Welsh environment secretary Lesley Griffiths has published the devolved administration’s first-ever natural resources policy.

It sets out three national priorities that aim to drive delivery across the government's well-being goals, for the benefit of communities, the economy and the environment.

The priorities are:

  • The delivery of nature-based solutions
  • Increasing renewable energy and resource efficiency
  • Taking a place-based approach.

The policy sets the context for area statements, which will be produced by Natural Resources Wales. These will ensure that the national priorities for sustainable management of natural resources informs the approach to local delivery.

Natural Resources Wales has taken forward three area trials to pilot this approach. This included the Rhondda Area trial, which focused on the natural assets and opportunities within the area, alongside tackling the issue of wildfires (through the collaborative ‘Healthy Hillsides’ project).

This comprised investment in recreational infrastructure at Llanwynno woodland and Daerwynno Outdoor Centre, working with nature to help restore the natural water environment at Cwmparc (peatland restoration), and providing environmental training for local community groups.

With community groups integral to the overall design, the Llynfi Valley Woodland Creation Project has focused on enhancing ecosystem resilience while promoting health and bringing communities together.

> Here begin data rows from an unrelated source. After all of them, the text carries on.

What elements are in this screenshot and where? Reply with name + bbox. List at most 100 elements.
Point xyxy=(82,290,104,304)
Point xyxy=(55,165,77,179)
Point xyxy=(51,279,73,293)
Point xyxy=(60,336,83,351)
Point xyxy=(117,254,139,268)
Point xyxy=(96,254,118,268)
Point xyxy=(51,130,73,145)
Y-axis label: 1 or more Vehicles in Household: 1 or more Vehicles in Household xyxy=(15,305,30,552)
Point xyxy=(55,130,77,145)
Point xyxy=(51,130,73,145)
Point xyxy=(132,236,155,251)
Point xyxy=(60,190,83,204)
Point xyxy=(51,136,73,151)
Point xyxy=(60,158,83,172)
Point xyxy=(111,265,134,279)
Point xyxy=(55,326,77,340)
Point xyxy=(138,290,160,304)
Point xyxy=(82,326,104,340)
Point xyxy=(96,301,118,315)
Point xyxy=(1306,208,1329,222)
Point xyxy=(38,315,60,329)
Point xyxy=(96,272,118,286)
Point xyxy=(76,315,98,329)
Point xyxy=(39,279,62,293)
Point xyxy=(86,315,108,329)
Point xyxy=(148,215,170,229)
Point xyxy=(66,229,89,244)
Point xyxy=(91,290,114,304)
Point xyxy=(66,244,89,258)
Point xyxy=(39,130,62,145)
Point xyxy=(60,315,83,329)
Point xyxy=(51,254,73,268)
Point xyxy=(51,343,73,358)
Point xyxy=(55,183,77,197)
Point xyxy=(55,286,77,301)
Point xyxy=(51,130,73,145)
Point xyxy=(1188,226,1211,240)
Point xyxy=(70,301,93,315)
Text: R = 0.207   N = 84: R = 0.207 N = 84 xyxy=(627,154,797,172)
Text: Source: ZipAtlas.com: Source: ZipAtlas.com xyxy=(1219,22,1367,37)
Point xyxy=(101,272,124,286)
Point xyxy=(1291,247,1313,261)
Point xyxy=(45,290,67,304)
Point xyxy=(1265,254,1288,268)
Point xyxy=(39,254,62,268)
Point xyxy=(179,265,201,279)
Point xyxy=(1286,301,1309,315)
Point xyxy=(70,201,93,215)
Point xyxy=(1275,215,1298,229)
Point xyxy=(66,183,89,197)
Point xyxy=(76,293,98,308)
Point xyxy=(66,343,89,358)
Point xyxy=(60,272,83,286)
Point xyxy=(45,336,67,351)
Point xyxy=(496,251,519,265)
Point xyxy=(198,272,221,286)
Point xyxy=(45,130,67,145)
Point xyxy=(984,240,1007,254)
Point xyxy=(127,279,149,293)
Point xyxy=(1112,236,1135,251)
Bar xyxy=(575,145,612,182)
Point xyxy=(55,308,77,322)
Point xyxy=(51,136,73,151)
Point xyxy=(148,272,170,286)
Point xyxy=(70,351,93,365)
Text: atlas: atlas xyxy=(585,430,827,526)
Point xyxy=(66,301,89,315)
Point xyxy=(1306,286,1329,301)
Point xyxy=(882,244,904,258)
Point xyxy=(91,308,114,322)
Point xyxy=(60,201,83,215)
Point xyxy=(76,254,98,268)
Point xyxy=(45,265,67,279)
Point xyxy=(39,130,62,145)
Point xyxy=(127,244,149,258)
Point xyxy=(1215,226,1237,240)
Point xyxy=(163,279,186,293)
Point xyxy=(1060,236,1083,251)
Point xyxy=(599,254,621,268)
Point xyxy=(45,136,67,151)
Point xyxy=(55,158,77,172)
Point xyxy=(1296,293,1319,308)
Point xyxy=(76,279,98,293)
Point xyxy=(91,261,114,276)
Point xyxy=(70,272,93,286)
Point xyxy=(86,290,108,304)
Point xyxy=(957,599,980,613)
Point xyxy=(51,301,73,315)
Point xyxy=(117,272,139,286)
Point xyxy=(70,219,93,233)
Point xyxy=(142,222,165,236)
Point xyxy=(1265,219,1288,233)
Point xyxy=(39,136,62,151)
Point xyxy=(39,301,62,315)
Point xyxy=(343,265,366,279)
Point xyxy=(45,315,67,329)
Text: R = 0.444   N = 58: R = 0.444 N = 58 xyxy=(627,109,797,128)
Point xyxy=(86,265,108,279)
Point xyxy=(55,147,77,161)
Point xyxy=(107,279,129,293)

Planting broadleaved trees and shrubs has complemented and improved existing habitats and species management and will reduce water run-off into watercourses nearby.

Natural Resources Wales will produce a new report every five years to set out the current best knowledge on the sustainable management of natural resources in Wales.

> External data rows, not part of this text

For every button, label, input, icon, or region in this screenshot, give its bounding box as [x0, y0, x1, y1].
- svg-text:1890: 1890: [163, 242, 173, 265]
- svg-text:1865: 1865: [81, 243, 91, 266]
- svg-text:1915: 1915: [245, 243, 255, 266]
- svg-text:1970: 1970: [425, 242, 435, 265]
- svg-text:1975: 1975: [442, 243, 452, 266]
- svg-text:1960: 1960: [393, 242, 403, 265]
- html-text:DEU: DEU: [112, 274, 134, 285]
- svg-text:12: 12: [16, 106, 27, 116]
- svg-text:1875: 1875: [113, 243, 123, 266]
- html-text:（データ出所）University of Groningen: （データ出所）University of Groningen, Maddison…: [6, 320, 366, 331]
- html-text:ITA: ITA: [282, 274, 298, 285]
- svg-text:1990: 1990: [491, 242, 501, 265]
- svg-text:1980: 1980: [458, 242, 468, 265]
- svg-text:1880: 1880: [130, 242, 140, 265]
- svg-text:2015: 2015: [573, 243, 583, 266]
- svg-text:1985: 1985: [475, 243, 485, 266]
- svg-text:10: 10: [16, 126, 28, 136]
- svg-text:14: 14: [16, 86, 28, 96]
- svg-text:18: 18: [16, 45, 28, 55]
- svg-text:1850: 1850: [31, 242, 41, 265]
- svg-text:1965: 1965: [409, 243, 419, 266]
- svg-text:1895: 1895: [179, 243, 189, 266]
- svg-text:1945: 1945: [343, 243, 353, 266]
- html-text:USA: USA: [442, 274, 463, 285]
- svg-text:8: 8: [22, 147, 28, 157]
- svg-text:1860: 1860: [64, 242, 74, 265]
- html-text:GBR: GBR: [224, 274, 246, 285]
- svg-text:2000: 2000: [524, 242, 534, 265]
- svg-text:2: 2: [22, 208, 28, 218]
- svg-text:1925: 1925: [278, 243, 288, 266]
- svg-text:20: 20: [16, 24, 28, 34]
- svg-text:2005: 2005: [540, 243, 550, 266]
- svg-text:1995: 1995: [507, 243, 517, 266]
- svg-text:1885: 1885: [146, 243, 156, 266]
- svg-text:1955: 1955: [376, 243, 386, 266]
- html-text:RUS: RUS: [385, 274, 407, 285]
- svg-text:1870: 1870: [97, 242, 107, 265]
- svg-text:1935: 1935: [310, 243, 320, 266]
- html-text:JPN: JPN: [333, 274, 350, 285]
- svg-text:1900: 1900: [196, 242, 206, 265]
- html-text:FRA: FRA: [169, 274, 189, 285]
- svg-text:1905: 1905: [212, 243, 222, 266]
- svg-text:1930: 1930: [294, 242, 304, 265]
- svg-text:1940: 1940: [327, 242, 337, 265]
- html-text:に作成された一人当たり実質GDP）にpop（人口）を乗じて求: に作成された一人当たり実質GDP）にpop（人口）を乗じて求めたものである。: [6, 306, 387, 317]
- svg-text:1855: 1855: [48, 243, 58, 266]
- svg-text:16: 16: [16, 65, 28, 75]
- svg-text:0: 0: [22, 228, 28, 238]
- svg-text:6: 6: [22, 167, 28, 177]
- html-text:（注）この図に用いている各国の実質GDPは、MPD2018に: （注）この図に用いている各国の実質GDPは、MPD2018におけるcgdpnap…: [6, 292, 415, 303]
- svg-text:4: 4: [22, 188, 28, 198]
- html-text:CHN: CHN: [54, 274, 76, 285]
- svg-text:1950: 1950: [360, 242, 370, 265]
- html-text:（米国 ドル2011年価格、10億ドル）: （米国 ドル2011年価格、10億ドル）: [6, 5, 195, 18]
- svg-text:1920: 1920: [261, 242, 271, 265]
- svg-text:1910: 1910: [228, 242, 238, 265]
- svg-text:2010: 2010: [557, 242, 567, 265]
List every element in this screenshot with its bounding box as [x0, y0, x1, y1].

The focus on nature-based solutions includes approaches to support the development of resilient ecological networks to maintain and enhance the resilience of Wales’s ecosystems through improved green infrastructure. Also involved will be integrated coastal zone management, integrated water resources management and better soil management for carbon storage and sequestration.

Griffiths said: “Everyone has a stake in our natural resources and a role to play in ensuring that these resources are sustainably managed. In Wales, with our abundant natural resources and beautiful landscapes, we are fortunate. At the heart of our well-being, they support our health, our livelihoods and our vibrant culture. But we cannot take this for granted. Climate change, the decline of biodiversity and our ecosystems and other factors are already driving change, with very real consequences for our communities.

“Working with nature and being more efficient with our natural resources has crucial benefits – less pollution, less waste and less impact. Managing them to best effect can play an important role in supporting our communities and future competitiveness, creating jobs and new business opportunities in Wales.”